Though Brown is under no illusion as to the importance of Langer’s work, he suggests the award is naturally skewed to sectors such as IT or biomedicine, as opposed to disciplines like mechanical engineering.
The inaugural prize was awarded in 2013 to those engineers responsible for creating the internet, for example.
“IT and biomedicine are sectors where there is a more obvious ability to innovate quickly and it is more noticeable to the general public,” he says.
“That doesn’t mean the QEPrize is not a brilliant award.
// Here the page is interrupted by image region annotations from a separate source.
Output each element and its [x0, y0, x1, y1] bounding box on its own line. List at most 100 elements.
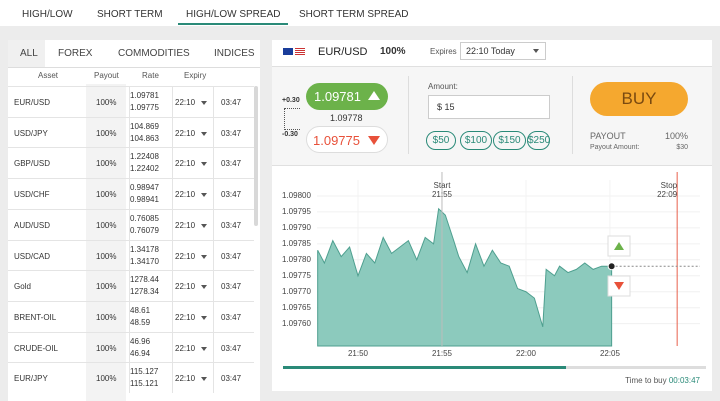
asset-name: EUR/USD [318, 46, 368, 58]
down-arrow [368, 136, 380, 145]
cell-divider [129, 117, 130, 148]
progress-fill [283, 366, 566, 369]
expiry: 22:10 [175, 159, 196, 169]
payout-column-bg [86, 84, 126, 401]
rate-high: 1.22408 [130, 152, 159, 162]
payout-label: PAYOUT [590, 131, 626, 141]
x-tick-label: 21:55 [432, 349, 453, 358]
expiry-value: 22:10 Today [466, 46, 515, 56]
remaining: 03:47 [221, 159, 242, 169]
asset-row[interactable]: EUR/USD 100% 1.09781 1.09775 22:10 03:47 [8, 86, 254, 117]
divider [408, 76, 409, 154]
remaining: 03:47 [221, 220, 242, 230]
rate-low: 0.76079 [130, 225, 159, 235]
quick-amount[interactable]: $50 [426, 131, 456, 150]
tab[interactable]: SHORT TERM SPREAD [299, 9, 409, 20]
cell-divider [172, 301, 173, 332]
marker-time: 21:55 [432, 190, 453, 199]
cell-divider [129, 332, 130, 363]
caret [201, 101, 207, 108]
filter-tab[interactable]: COMMODITIES [118, 48, 190, 59]
expiry: 22:10 [175, 128, 196, 138]
rate-high: 48.61 [130, 305, 151, 315]
asset: USD/JPY [14, 128, 48, 138]
asset-row[interactable]: USD/JPY 100% 104.869 104.863 22:10 03:47 [8, 116, 254, 148]
column-header: Asset [38, 71, 59, 80]
rate-low: 48.59 [130, 317, 151, 327]
filter-tab[interactable]: FOREX [58, 48, 93, 59]
asset-row[interactable]: EUR/JPY 100% 115.127 115.121 22:10 03:47 [8, 362, 254, 394]
asset-row[interactable]: CRUDE-OIL 100% 46.96 46.94 22:10 03:47 [8, 331, 254, 363]
asset-row[interactable]: USD/CHF 100% 0.98947 0.98941 22:10 03:47 [8, 178, 254, 210]
caret [201, 346, 207, 354]
asset-list: ALL FOREX COMMODITIES INDICES Asset Payout Rat… [8, 40, 260, 401]
cell-divider [213, 179, 214, 210]
spread-bracket [284, 108, 300, 130]
time-left: 00:03:47 [668, 376, 700, 385]
asset: USD/CAD [14, 251, 51, 261]
high-rate: 1.09781 [314, 89, 361, 104]
high-button[interactable]: 1.09781 [306, 83, 388, 110]
caret [201, 254, 207, 262]
cell-divider [172, 148, 173, 179]
tab[interactable]: HIGH/LOW [22, 9, 73, 20]
column-header: Payout [94, 71, 119, 80]
expiry: 22:10 [175, 282, 196, 292]
quick-amount[interactable]: $250 [527, 131, 550, 150]
cell-divider [213, 87, 214, 117]
quick-amount[interactable]: $150 [493, 131, 526, 150]
expiry: 22:10 [175, 374, 196, 384]
rate-high: 1.34178 [130, 244, 159, 254]
divider [572, 76, 573, 154]
payout-value: 100% [664, 131, 688, 141]
marker-time: 22:09 [657, 190, 678, 199]
y-tick-label: 1.09780 [282, 255, 311, 264]
asset-row[interactable]: USD/CAD 100% 1.34178 1.34170 22:10 03:47 [8, 239, 254, 271]
up-arrow [614, 242, 624, 250]
rate-high: 1.09781 [130, 91, 159, 100]
cell-divider [129, 363, 130, 394]
cell-divider [172, 117, 173, 148]
filter-tab[interactable]: INDICES [214, 48, 255, 59]
payout: 100% [96, 312, 117, 322]
caret [201, 285, 207, 292]
cell-divider [213, 271, 214, 302]
quick-amount[interactable]: $100 [460, 131, 492, 150]
filter-tab[interactable]: ALL [20, 48, 38, 59]
x-tick-label: 21:50 [348, 349, 369, 358]
rate-low: 1.22402 [130, 164, 159, 174]
cell-divider [172, 240, 173, 271]
payout-amount: $30 [676, 144, 688, 151]
cell-divider [213, 363, 214, 394]
expiry: 22:10 [175, 190, 196, 200]
down-arrow [614, 282, 624, 290]
cell-divider [172, 179, 173, 210]
rate-low: 0.98941 [130, 195, 159, 205]
caret [201, 315, 207, 323]
expiry-select[interactable]: 22:10 Today [460, 42, 546, 60]
cell-divider [129, 179, 130, 210]
amount-input[interactable]: $ 15 [428, 95, 550, 119]
filter-active-bg [8, 40, 45, 68]
caret [201, 193, 207, 200]
tab[interactable]: SHORT TERM [97, 9, 163, 20]
tab[interactable]: HIGH/LOW SPREAD [178, 9, 289, 25]
expiry: 22:10 [175, 312, 196, 322]
buy-button[interactable]: BUY [590, 82, 688, 116]
asset-row[interactable]: Gold 100% 1278.44 1278.34 22:10 03:47 [8, 270, 254, 302]
mid-rate: 1.09778 [330, 113, 363, 123]
asset-row[interactable]: GBP/USD 100% 1.22408 1.22402 22:10 03:47 [8, 147, 254, 179]
marker-label: Stop [661, 181, 678, 190]
scrollbar[interactable] [254, 86, 258, 226]
payout-amount-label: Payout Amount: [590, 144, 640, 151]
divider [8, 67, 260, 68]
remaining: 03:47 [221, 190, 242, 200]
expiry: 22:10 [175, 343, 196, 353]
rate-high: 1278.44 [130, 275, 159, 285]
low-button[interactable]: 1.09775 [306, 126, 388, 153]
price-chart: 1.09800 1.09795 1.09790 1.09785 1.09780 1.097… [282, 172, 700, 358]
rate-low: 1.09775 [130, 103, 159, 112]
asset-row[interactable]: AUD/USD 100% 0.76085 0.76079 22:10 03:47 [8, 208, 254, 240]
asset-row[interactable]: BRENT-OIL 100% 48.61 48.59 22:10 03:47 [8, 300, 254, 332]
It’s a good communication tool, particularly to young people.”
Brown says that aside from the possibility of winning awards and prize money, far more must be done to make engineering, and its real-world benefits, appeal to young people.
He also argues against Langer’s advice of simply following your passion as being the right approach.
“Students need to be informed,” Brown says.
“Following their passion is important but there are a greater proportion of teenagers who want to be actors than who want to be engineers.”
To challenge this, Brown points to the IMechE’s Five Tribes: Personalising Engineering Education report as a useful guide for inspiring students and sparking their interest in engineering.
The report says that adolescents aged between 11 and 19 can be divided broadly into five categories determined by their values and their reactions to engineering as a subject and potential career.
It outlines five recommendations designed to boost participation in engineering and engineering-related subjects through more diverse and more modern approaches (see box attached in PDFs).
“Science and engineering should be seen as an education, not as a vocation,” Brown says.
“What we tend to tell kids is [that] if you study science you become a science teacher and if you go to university to study engineering you become an engineer. I think we have to work a lot harder to say that as an education, and approach to life, the doors remain open.”